Depuis octobre 2006, 4,5M€ ont été investis pour acquérir une machine de découpage qui permet de "travailler" les pièces d'acier beaucoup plus rapidement.
Nous développons aussi le pôle productique mécanique, annonce Anne Finck, la Directrice de l'entreprise, et nous avons acheté deux aléseuses, la première d'occasion, la seconde neuve à 2,5M€.
Une troisième de ces machines qui permettent de réaliser de façon industrielle des opérations de lamage, perçage ou fraisage est même envisagée.
Les 172 salariés permanents épaulés par 60 à 70 intérimaires, n'ont donc plus de soucis à se faire. 48 embauches en CDI ont été conclues depuis octobre 2006, sur les annoncées sur trois ans. Le hic: Nous n'arrivons plus à répondre à nos besoins, explique Anne Finck, et nous avons des difficultés à recruter. Dans des metiers, assembleurs ou soudeurs, qui n'ont plus la cote. Nous avons beau passer des annonces, nous n'avons aucun retour. Un soudeur gagne trés bien sa vie aujourd'hui. Il travaille dans des endroits poussiéreux, mais clairs et en toute sécurité. Il y a un vrai problème d'image de l'industrie. Même les métiers de l'usinage sont difficiles à pourvoir. Paradoxe.
Deux chantiers symbolique
Pour y remédier, Sécofab a ouvert sa propre école de soudure destinée aux demandeurs d'emploi. De tous les âges, au bout de cinq semaines de formation théorique et pratique, les apprentis sont intégrés à la production sous la houlette d'un tuteur. L'école a démarré en mai 2007, poursuit la Directrice de la société. Nous formons deux à trois personnes tous les deux ou trois mois, qui sont prises en contrat de professionnalisation ou en CDD. Cela donne de bons résultats. Mais pas assez pour faire face à la demande.

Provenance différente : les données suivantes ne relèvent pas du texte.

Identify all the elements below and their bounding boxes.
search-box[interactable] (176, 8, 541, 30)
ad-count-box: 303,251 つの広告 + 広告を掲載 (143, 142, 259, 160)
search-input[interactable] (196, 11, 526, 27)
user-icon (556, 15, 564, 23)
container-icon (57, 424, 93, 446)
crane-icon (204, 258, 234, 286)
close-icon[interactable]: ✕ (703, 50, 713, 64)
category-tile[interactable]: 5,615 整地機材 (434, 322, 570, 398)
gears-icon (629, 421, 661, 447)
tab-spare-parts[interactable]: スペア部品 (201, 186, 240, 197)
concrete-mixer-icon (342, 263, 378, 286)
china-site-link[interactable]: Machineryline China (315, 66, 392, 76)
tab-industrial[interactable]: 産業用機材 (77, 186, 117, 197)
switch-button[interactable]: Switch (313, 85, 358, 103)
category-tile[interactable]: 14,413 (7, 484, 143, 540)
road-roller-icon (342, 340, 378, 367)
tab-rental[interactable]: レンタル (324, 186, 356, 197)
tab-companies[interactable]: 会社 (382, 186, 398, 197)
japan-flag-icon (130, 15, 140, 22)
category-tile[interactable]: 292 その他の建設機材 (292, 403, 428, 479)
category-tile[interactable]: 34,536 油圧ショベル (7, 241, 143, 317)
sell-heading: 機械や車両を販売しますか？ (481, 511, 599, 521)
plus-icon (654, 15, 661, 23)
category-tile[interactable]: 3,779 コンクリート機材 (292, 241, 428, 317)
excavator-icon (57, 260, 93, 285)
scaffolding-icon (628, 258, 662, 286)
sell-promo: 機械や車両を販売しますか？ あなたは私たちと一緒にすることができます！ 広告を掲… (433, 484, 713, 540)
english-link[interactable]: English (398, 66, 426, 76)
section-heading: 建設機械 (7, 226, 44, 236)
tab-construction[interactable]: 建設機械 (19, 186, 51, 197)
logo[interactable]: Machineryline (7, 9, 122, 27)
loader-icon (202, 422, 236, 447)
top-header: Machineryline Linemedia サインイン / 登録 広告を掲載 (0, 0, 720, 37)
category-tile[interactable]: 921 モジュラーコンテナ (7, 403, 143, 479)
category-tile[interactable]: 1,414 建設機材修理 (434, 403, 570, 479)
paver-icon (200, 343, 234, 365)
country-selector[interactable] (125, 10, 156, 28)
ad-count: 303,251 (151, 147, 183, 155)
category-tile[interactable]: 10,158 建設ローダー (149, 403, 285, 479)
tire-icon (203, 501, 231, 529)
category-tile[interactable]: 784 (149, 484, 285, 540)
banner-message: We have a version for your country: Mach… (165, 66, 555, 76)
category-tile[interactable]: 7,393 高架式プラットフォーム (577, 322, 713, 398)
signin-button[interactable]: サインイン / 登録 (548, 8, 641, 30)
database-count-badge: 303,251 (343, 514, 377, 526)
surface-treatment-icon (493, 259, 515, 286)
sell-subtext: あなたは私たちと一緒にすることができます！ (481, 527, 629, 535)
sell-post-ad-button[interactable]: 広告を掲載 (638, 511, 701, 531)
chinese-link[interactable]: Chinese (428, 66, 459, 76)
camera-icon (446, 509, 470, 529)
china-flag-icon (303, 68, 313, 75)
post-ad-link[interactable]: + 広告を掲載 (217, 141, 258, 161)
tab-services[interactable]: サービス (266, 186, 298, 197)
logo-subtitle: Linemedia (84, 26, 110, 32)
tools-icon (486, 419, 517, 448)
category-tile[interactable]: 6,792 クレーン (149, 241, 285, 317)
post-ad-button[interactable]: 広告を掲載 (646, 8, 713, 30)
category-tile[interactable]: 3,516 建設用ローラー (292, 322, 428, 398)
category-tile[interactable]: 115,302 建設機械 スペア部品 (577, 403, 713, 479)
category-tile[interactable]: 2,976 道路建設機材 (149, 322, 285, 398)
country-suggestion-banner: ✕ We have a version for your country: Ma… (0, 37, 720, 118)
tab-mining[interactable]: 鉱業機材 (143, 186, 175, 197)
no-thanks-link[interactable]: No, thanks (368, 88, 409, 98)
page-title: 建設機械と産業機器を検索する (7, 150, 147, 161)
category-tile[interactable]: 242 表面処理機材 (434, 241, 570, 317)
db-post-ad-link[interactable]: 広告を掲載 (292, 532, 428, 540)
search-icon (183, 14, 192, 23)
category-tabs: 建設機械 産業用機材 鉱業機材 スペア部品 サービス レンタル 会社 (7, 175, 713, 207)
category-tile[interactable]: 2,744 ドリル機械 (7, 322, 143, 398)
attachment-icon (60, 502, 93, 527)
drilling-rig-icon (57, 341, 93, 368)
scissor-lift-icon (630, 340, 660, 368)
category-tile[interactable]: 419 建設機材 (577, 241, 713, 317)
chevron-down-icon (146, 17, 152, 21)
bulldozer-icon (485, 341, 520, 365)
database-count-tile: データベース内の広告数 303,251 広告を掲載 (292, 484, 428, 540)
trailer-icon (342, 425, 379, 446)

Sécofab, qui investira au total 8M€ sur trois ans manque toujours de main-d'oeuvre. Les salariés sont contraints et forcés de faire des heures supplémentaires.
Mais le jeu en vaut la chandelle: l'entreprise de Sarralbe a décroché deux contrats symboliques. Le premier : la construction de la travée du futur pont Masséna construit dans le 13ème arrondissemement à Paris. Cinq tabliers sont montés dans les ateliers, soit une quizaine d'éléments de 70 à 80 tonnes. 27m de long et 3m de large chacun.
Les premières pièces seront livrées en juillet. Sécofab participe aussi à la construction de la plus grande grue du monde en réalisant le châssis, les parties intermédiaires et une partie des longerons. Des pièces impressionnantes. Ce géant d'acier peut soulever jusqu'à 1350 tonnes ou monter des pièces à 223m d'altitude.